[DEBATE] : (Fwd) Conservation on USA's Diego Garcia and Chagos Islands: returnee rights?
Patrick Bond
pbond at mail.ngo.za
Mon Feb 9 21:24:37 GMT 2009
Green.view
Ocean blues
Feb 9th 2009
From Economist.com
A new conservation plan for the Chagos Islands
A GROUP of leading conservation organisations have hatched a plan to
create one of the world’s largest marine reserves in British waters. The
reserve is to be located in the pristine tropical waters of the Chagos
Islands, part of Britain’s Indian Ocean Territory, and it would be
comparable in size and quality to the Great Barrier Reef.
The Chagos Conservation Trust plans to launch the new proposal in early
March at the Royal Society in London. The plan will be backed by leading
conservation groups, including the Royal Society for the Protection of
Birds, the Zoological Society, the Linnean Society and the Pew
Environment Group, a powerful American charity.
The Pew successfully lobbied George Bush, a former American president,
for several large new American marine reserves, and it wants to repeat
that success globally. It has its sights set on the Chagos Islands,
which include the world’s largest and most pristine coral atoll, as well
as some of the cleanest seas on earth. It is a refuge for rare seabird
colonies, turtles and diverse marine life.
William Marsden, chairman of the Chagos Conservation Trust, said this is
“by far Britain’s richest area of marine biodiversity and would be in
the big league” of world marine reserves. At about 250,000 square miles
(647,500 square kilometres), it would be bigger than Pew’s most recent
reserve in the Mariana Islands. He noted the reserve would be
“compatible with defence and would also do something for the Chagossians”.

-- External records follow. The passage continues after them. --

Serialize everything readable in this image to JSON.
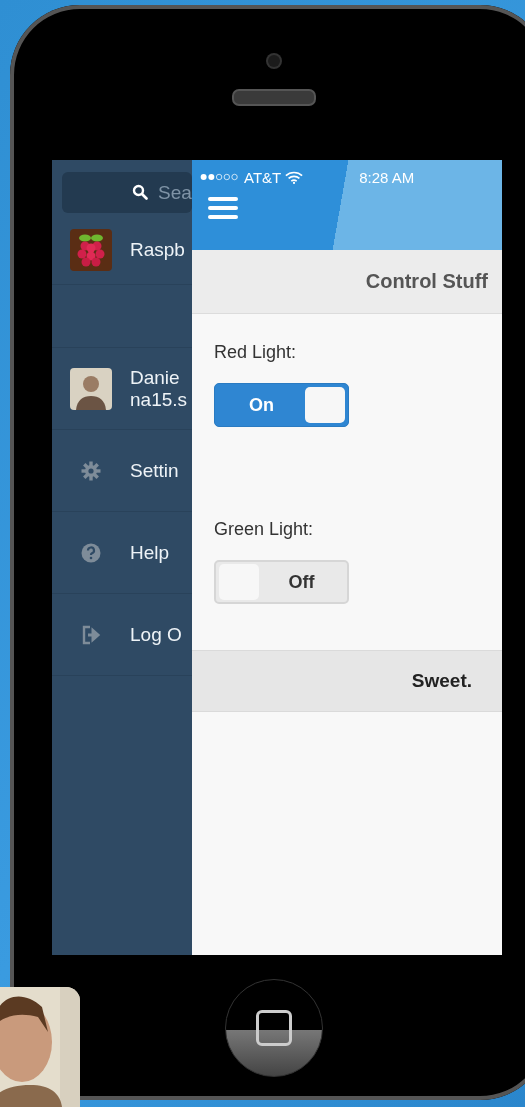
{
  "menu": {
    "search": {
      "placeholder": "Sea"
    },
    "items": [
      {
        "kind": "app",
        "label": "Raspb"
      },
      {
        "kind": "spacer"
      },
      {
        "kind": "user",
        "label": "Danie",
        "sublabel": "na15.s"
      },
      {
        "kind": "settings",
        "label": "Settin"
      },
      {
        "kind": "help",
        "label": "Help"
      },
      {
        "kind": "logout",
        "label": "Log O"
      }
    ]
  },
  "status_bar": {
    "carrier": "AT&T",
    "time": "8:28 AM"
  },
  "title": "Control Stuff",
  "toggles": [
    {
      "label": "Red Light:",
      "state_label": "On",
      "on": true
    },
    {
      "label": "Green Light:",
      "state_label": "Off",
      "on": false
    }
  ],
  "footer_button": "Sweet."
}
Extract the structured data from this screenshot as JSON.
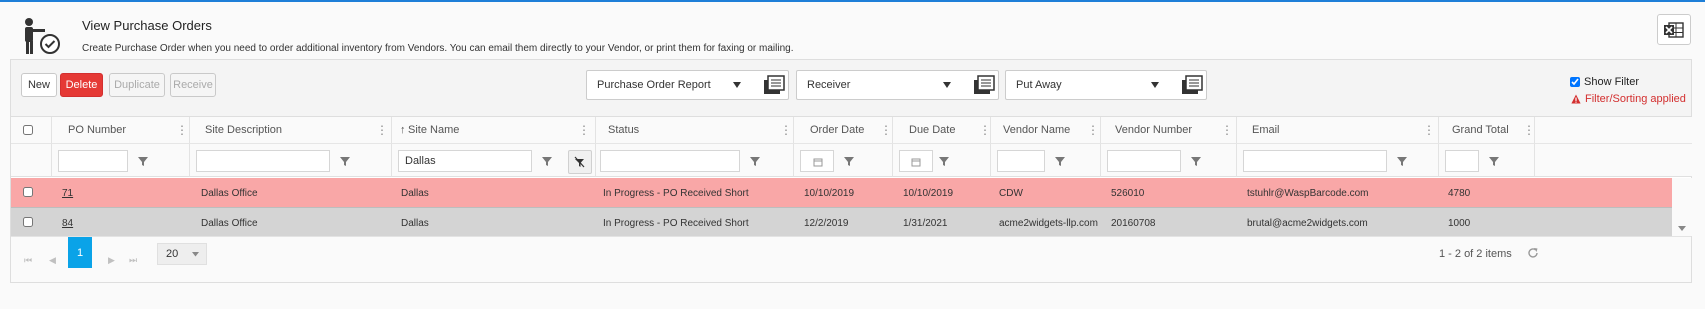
{
  "header": {
    "title": "View Purchase Orders",
    "description": "Create Purchase Order when you need to order additional inventory from Vendors. You can email them directly to your Vendor, or print them for faxing or mailing."
  },
  "toolbar": {
    "new_label": "New",
    "delete_label": "Delete",
    "duplicate_label": "Duplicate",
    "receive_label": "Receive",
    "reports": [
      "Purchase Order Report",
      "Receiver",
      "Put Away"
    ],
    "show_filter_label": "Show Filter",
    "show_filter_checked": true,
    "filter_applied_label": "Filter/Sorting applied"
  },
  "grid": {
    "columns": [
      "PO Number",
      "Site Description",
      "Site Name",
      "Status",
      "Order Date",
      "Due Date",
      "Vendor Name",
      "Vendor Number",
      "Email",
      "Grand Total"
    ],
    "sorted_column": "Site Name",
    "filters": {
      "site_name": "Dallas"
    },
    "rows": [
      {
        "po_number": "71",
        "site_description": "Dallas Office",
        "site_name": "Dallas",
        "status": "In Progress - PO Received Short",
        "order_date": "10/10/2019",
        "due_date": "10/10/2019",
        "vendor_name": "CDW",
        "vendor_number": "526010",
        "email": "tstuhlr@WaspBarcode.com",
        "grand_total": "4780"
      },
      {
        "po_number": "84",
        "site_description": "Dallas Office",
        "site_name": "Dallas",
        "status": "In Progress - PO Received Short",
        "order_date": "12/2/2019",
        "due_date": "1/31/2021",
        "vendor_name": "acme2widgets-llp.com",
        "vendor_number": "20160708",
        "email": "brutal@acme2widgets.com",
        "grand_total": "1000"
      }
    ]
  },
  "pager": {
    "current_page": "1",
    "page_size": "20",
    "info": "1 - 2 of 2 items"
  },
  "colors": {
    "accent": "#1e7fd8",
    "delete": "#e53935",
    "highlight_row": "#f9a7a7",
    "selected_row": "#d4d4d4",
    "pager_active": "#0aa3e8",
    "warning": "#d32f2f"
  }
}
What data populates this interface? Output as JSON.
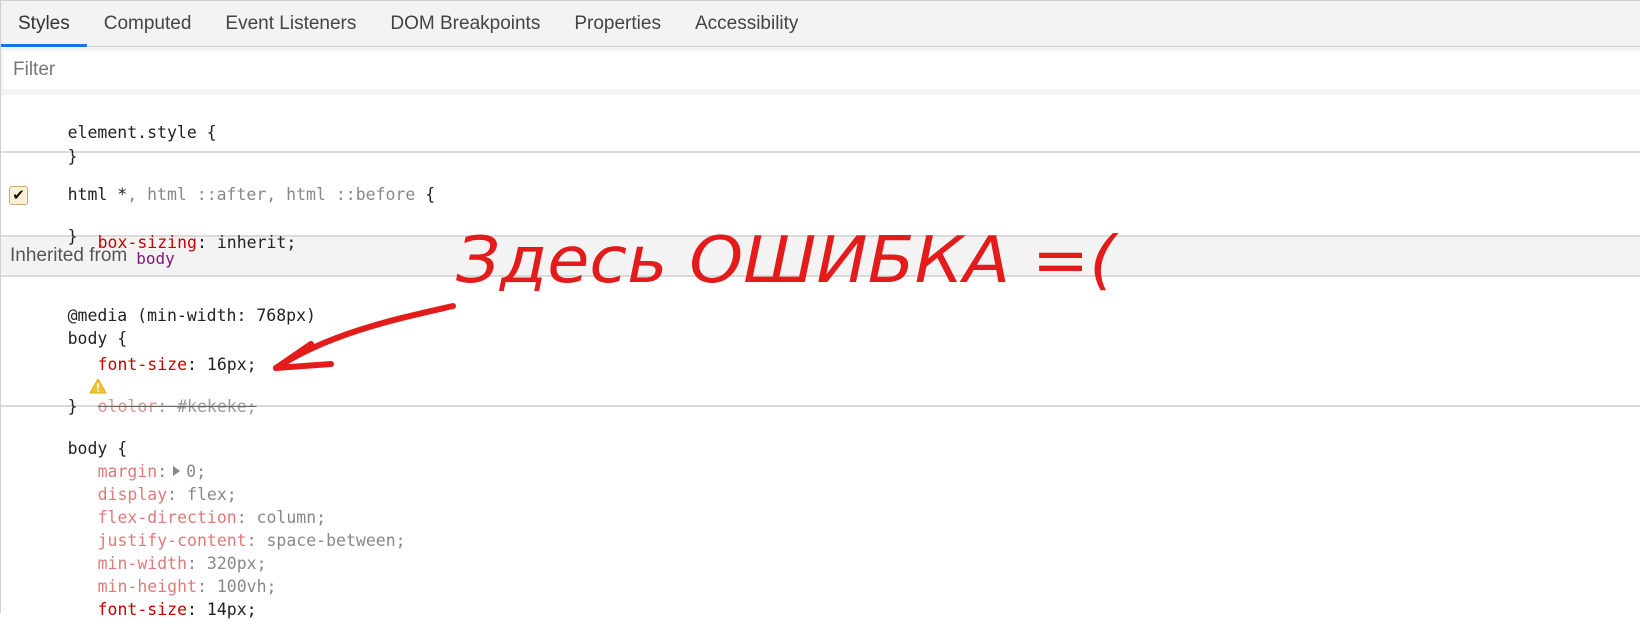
{
  "tabs": [
    {
      "label": "Styles",
      "active": true
    },
    {
      "label": "Computed",
      "active": false
    },
    {
      "label": "Event Listeners",
      "active": false
    },
    {
      "label": "DOM Breakpoints",
      "active": false
    },
    {
      "label": "Properties",
      "active": false
    },
    {
      "label": "Accessibility",
      "active": false
    }
  ],
  "filter": {
    "placeholder": "Filter",
    "value": ""
  },
  "rules": {
    "element_style": {
      "selector": "element.style",
      "open": " {",
      "close": "}"
    },
    "html_universal": {
      "selector_main": "html *",
      "selector_rest": ", html ::after, html ::before",
      "open": " {",
      "props": [
        {
          "name": "box-sizing",
          "value": "inherit",
          "checked": true
        }
      ],
      "close": "}"
    },
    "inherited": {
      "label": "Inherited from",
      "source": "body"
    },
    "media_body": {
      "media": "@media (min-width: 768px)",
      "selector": "body",
      "open": " {",
      "props": [
        {
          "name": "font-size",
          "value": "16px",
          "status": "active"
        },
        {
          "name": "ololor",
          "value": "#kekeke",
          "status": "invalid-struck"
        }
      ],
      "close": "}"
    },
    "body": {
      "selector": "body",
      "open": " {",
      "props": [
        {
          "name": "margin",
          "value": "0",
          "status": "inherited-inactive",
          "expandable": true
        },
        {
          "name": "display",
          "value": "flex",
          "status": "inherited-inactive"
        },
        {
          "name": "flex-direction",
          "value": "column",
          "status": "inherited-inactive"
        },
        {
          "name": "justify-content",
          "value": "space-between",
          "status": "inherited-inactive"
        },
        {
          "name": "min-width",
          "value": "320px",
          "status": "inherited-inactive"
        },
        {
          "name": "min-height",
          "value": "100vh",
          "status": "inherited-inactive"
        },
        {
          "name": "font-size",
          "value": "14px",
          "status": "active"
        }
      ]
    }
  },
  "annotation": {
    "text": "Здесь ОШИБКА =(",
    "color": "#e31b1b"
  },
  "colors": {
    "accent": "#1a73e8",
    "property_name": "#c80000",
    "inherited_source": "#881280",
    "warning": "#f2c230"
  }
}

The Chagossians, however, live elsewhere. In the 1960s, Britain evicted
the natives so America could put a military base on Diego Garcia, the
biggest atoll in the Chagos archipelago. Chagossians have been fighting,
unsuccessfully, to go home ever since; many believe that the case is
likely to end up at the European Court of Human Rights.

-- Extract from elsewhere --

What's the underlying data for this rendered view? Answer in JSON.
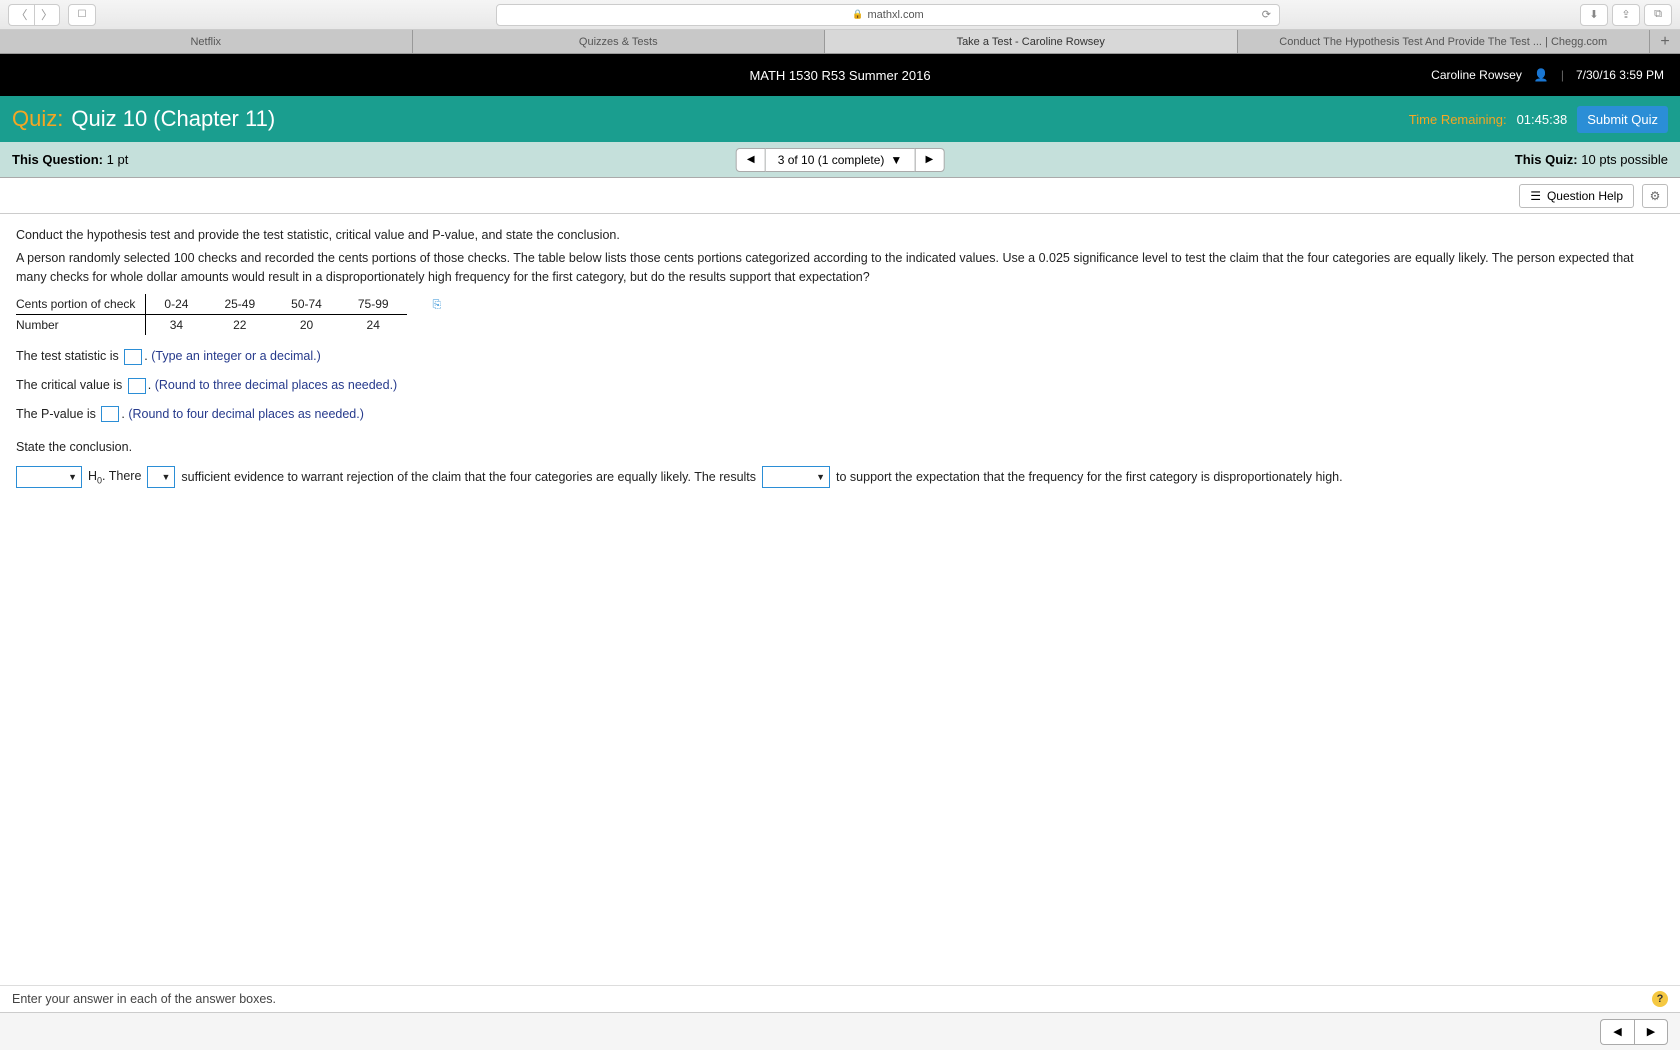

Julian Hanford, a spokesman for the UK Chagos Support Association, said
that the islands are of conservation value today because they were
“swept clean and left pristine for 50 years.” He worries that plans for
the Chagos are again being made without consulting the Chagossians, and
the Foreign Office maintains that nobody has the right to live in the
British Indian Ocean Territory.
Jeremy Corbyn, a Labour MP and chair of the recently formed Chagos
Islands All Party Parliamentary Group, called the people of the island a
“positive asset” to any conservation plans. Though he admires what the
environmentalists want to do, he warned that “examples of conservation
done against the wishes of local people are disastrous.”
Last year a report by John Howell, a former director of Britain’s
Overseas Development Institute, and the Chagos Refugees Group, estimated
that of the 800 families (5,000 people) considered eligible for
resettlement to the islands, half wanted to return permanently. The
report called for a small airport and development for “environmentally
sensitive tourism”. The cost of this plan was put at £25m ($36.3m). But
the Chagos Conservation Trust called proposals for commercially driven
development “incompatible with conservation”.

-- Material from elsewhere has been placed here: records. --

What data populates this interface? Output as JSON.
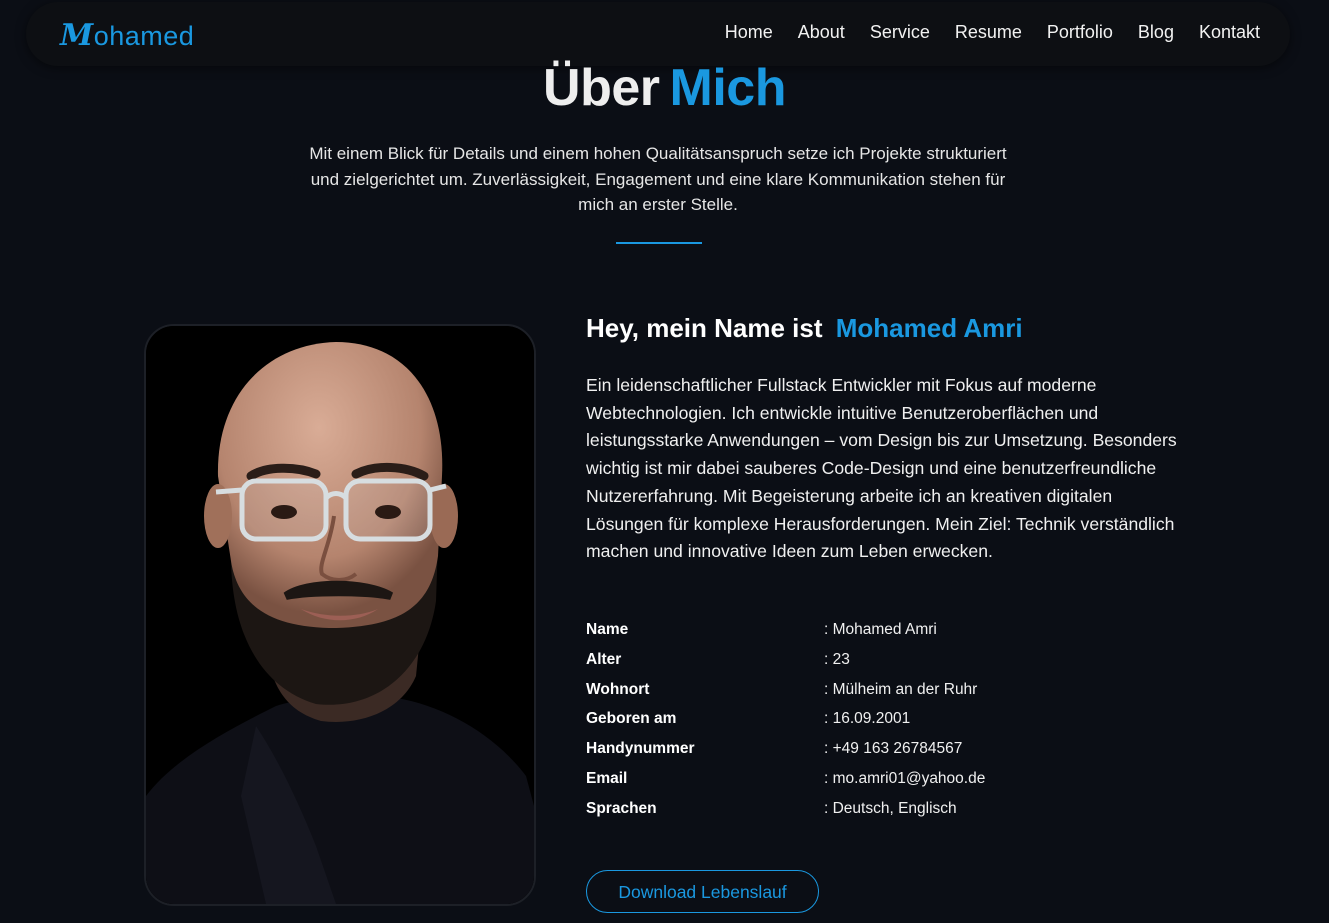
{
  "nav": {
    "logo_initial": "M",
    "logo_rest": "ohamed",
    "links": [
      "Home",
      "About",
      "Service",
      "Resume",
      "Portfolio",
      "Blog",
      "Kontakt"
    ]
  },
  "section": {
    "title_plain": "Über",
    "title_accent": "Mich",
    "intro": "Mit einem Blick für Details und einem hohen Qualitätsanspruch setze ich Projekte strukturiert und zielgerichtet um. Zuverlässigkeit, Engagement und eine klare Kommunikation stehen für mich an erster Stelle."
  },
  "about": {
    "greeting": "Hey, mein Name ist",
    "name": "Mohamed Amri",
    "bio": "Ein leidenschaftlicher Fullstack Entwickler mit Fokus auf moderne Webtechnologien. Ich entwickle intuitive Benutzeroberflächen und leistungsstarke Anwendungen – vom Design bis zur Umsetzung. Besonders wichtig ist mir dabei sauberes Code-Design und eine benutzerfreundliche Nutzererfahrung. Mit Begeisterung arbeite ich an kreativen digitalen Lösungen für komplexe Herausforderungen. Mein Ziel: Technik verständlich machen und innovative Ideen zum Leben erwecken.",
    "info": [
      {
        "label": "Name",
        "value": ": Mohamed Amri"
      },
      {
        "label": "Alter",
        "value": ": 23"
      },
      {
        "label": "Wohnort",
        "value": ": Mülheim an der Ruhr"
      },
      {
        "label": "Geboren am",
        "value": ": 16.09.2001"
      },
      {
        "label": "Handynummer",
        "value": ": +49 163 26784567"
      },
      {
        "label": "Email",
        "value": ": mo.amri01@yahoo.de"
      },
      {
        "label": "Sprachen",
        "value": ": Deutsch, Englisch"
      }
    ],
    "download_label": "Download Lebenslauf"
  },
  "colors": {
    "background": "#0b0e15",
    "accent": "#1a98e0",
    "nav_background": "#0d0f13"
  }
}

In a letter to the Times last month, David Snoxell, the former British
High Commissioner to Mauritius, argued that Chagossians would make
“ideal conservation guardians” in an vast area currently patrolled by a
single boat (and therefore prey to illegal overfishing). “Most
scientists believe that human presence goes hand in hand with
conservation. Local inhabitants, in a carefully controlled resettlement
on two of the atolls, could enhance the protection of marine life, bird
sanctuaries, coastal waters and the islands, not least eradication of
invasive species.”
The UK Chagos Support Association says it would support conservation
plans that allowed everyone who wanted to return to have a fair chance
to do so and have an active part in it. Yet a complete marine reserve
would be inherently incompatible with the return of the natives, as they
would have to fish there.
Whether the various views of the future of these islands can be
reconciled is unclear. Ultimately, the gorilla in the room will decide
these islands’ future—that gorilla, of course, being the base on Diego
Garcia. The Americans bought Diego Garcia on condition that the Chagos
Islands were uninhabited. Mr Corbyn said that the Foreign Office said
last month that American security concerns preclude the Chagossians’
return—a reason he called “complete bunkum.” He argues, sensibly, that
the best way to allay those concerns is with a friendly population. For
the sake of the Chagossians, the base and the nature in which both are
set, one hopes that the British and American governments agree.